Part of this problem is that Congress has simply stopped functioning for the past ten years or so. They're pretty much just keeping the lights on while social conservatives refuse to compromise with anyone else. When's the last time you remember high-profile federal legislation being passed with the intention of protecting or aiding constituents?
> When's the last time you remember high-profile federal legislation being passed with the intention of protecting or aiding constituents?
July 1st, 2019
H.R. 3151
"Taxpayer First Act
This bill revises provisions relating to the Internal Revenue Service (IRS), its customer service, enforcement procedures, cybersecurity and identity protection, management of information technology, and use of electronic systems."
What makes you say this bill is doing more than call for a minimalist response to tax return fraud (giving people “identity protection ID number” to use with ID theft cases and a single phone number to call about tax related identity theft) and make updates correcting obvious flaws in the tax code (aka keeping the lights on)? The provisions in this law will not make it less likely that someone will file a tax return with your stolen info, and not make it easier to get it made right if that does happen.
At least the 9/11 first responders bill was about allocating resources to do something, but the main reason it doesn’t serve your point is the fact it stood for 18 years as an example of our government’s incompetence and inability to do basic, non controversial things.
You are asking me to trust that the people making law now know what they are doing and are slowly moving things in the right direction instead of slowly in the wrong direction, while not contesting the claim that this law does nothing to accomplish its stated goal of reducing the public burden of tax return fraud.
US tax law has been dysfunctional and getting worse for decades, to me that says there are issues with how the system is designed and meaningful progress beyond “keeping the lights on” will require restructuring the law and the agency, not adding a new office here and giving taxpayers more notifications there.
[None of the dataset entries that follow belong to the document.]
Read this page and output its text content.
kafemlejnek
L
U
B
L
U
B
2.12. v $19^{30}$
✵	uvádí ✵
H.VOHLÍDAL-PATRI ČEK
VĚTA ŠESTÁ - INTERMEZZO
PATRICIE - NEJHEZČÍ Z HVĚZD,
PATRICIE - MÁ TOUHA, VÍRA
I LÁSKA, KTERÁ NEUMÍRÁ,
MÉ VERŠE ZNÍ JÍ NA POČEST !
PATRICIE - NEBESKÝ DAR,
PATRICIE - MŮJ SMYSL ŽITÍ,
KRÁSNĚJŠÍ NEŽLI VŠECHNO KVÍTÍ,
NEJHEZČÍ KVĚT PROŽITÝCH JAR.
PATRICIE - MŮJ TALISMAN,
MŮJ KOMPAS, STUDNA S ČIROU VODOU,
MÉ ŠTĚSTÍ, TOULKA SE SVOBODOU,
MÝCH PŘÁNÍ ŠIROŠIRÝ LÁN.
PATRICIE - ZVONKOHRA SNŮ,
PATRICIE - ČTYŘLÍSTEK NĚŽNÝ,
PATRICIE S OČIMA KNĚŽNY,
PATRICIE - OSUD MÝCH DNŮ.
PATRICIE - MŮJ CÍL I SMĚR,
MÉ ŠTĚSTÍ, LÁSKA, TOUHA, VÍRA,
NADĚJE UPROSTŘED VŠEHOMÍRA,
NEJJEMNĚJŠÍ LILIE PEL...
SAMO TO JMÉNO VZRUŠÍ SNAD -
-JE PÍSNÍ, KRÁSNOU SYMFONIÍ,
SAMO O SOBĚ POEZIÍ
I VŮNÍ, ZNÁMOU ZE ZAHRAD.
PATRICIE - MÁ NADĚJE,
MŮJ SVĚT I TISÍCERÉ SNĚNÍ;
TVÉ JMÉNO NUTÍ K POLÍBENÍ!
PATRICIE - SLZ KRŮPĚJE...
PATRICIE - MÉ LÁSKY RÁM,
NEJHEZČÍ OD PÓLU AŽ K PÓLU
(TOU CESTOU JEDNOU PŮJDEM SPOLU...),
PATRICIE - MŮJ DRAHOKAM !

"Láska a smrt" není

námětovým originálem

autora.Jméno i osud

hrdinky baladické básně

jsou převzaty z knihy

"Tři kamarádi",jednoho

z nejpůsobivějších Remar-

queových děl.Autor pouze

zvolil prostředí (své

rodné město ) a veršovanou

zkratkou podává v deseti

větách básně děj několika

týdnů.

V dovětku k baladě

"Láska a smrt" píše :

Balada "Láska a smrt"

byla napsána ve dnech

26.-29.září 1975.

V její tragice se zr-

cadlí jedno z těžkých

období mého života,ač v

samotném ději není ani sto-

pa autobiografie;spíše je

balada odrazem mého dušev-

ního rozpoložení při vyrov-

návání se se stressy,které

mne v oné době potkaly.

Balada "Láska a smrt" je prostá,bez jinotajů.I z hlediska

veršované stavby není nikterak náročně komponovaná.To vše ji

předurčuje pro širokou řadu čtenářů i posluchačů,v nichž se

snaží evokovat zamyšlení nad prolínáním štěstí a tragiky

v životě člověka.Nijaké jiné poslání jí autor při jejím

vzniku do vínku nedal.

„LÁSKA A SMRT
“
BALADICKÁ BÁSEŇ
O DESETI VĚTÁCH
Those types of measures, as you correctly point out, have to be looked at as part of a larger plan for the organization that meaningfully addresses a problem, not in isolation. Except here we have a collection of measures that doesn’t coherently address a problem, so there is no way left to look at them except in isolation.
I was pointing out passed law that I consider answers "When's the last time you remember high-profile federal legislation being passed with the intention of protecting or aiding constituents?"
The law has many stated goals, as set forth in the quote I posted.
The constituents of social conservatives favor this approach to governing. Those constituents don't want to punish corporations using the law because they view government regulations as bad for the economy.
That is hilariously backwards. "Social Conservatives" have done plenty to try an protect or aid constituents, but it's held up by the Grand Old Party in the Senate.
Compromise implies both sides have something to give. One side doesn't have anything the other side wants, so there can be no compromise.
Let's take freedom of speech. One side believes it's unlimited, and the other doesn't. How do you compromise on that? You can't. How do you solve that problem? You don't, it's not the government's job to solve all of society's problems. That's the point most people don't understand: quit trying to control the behavior of others.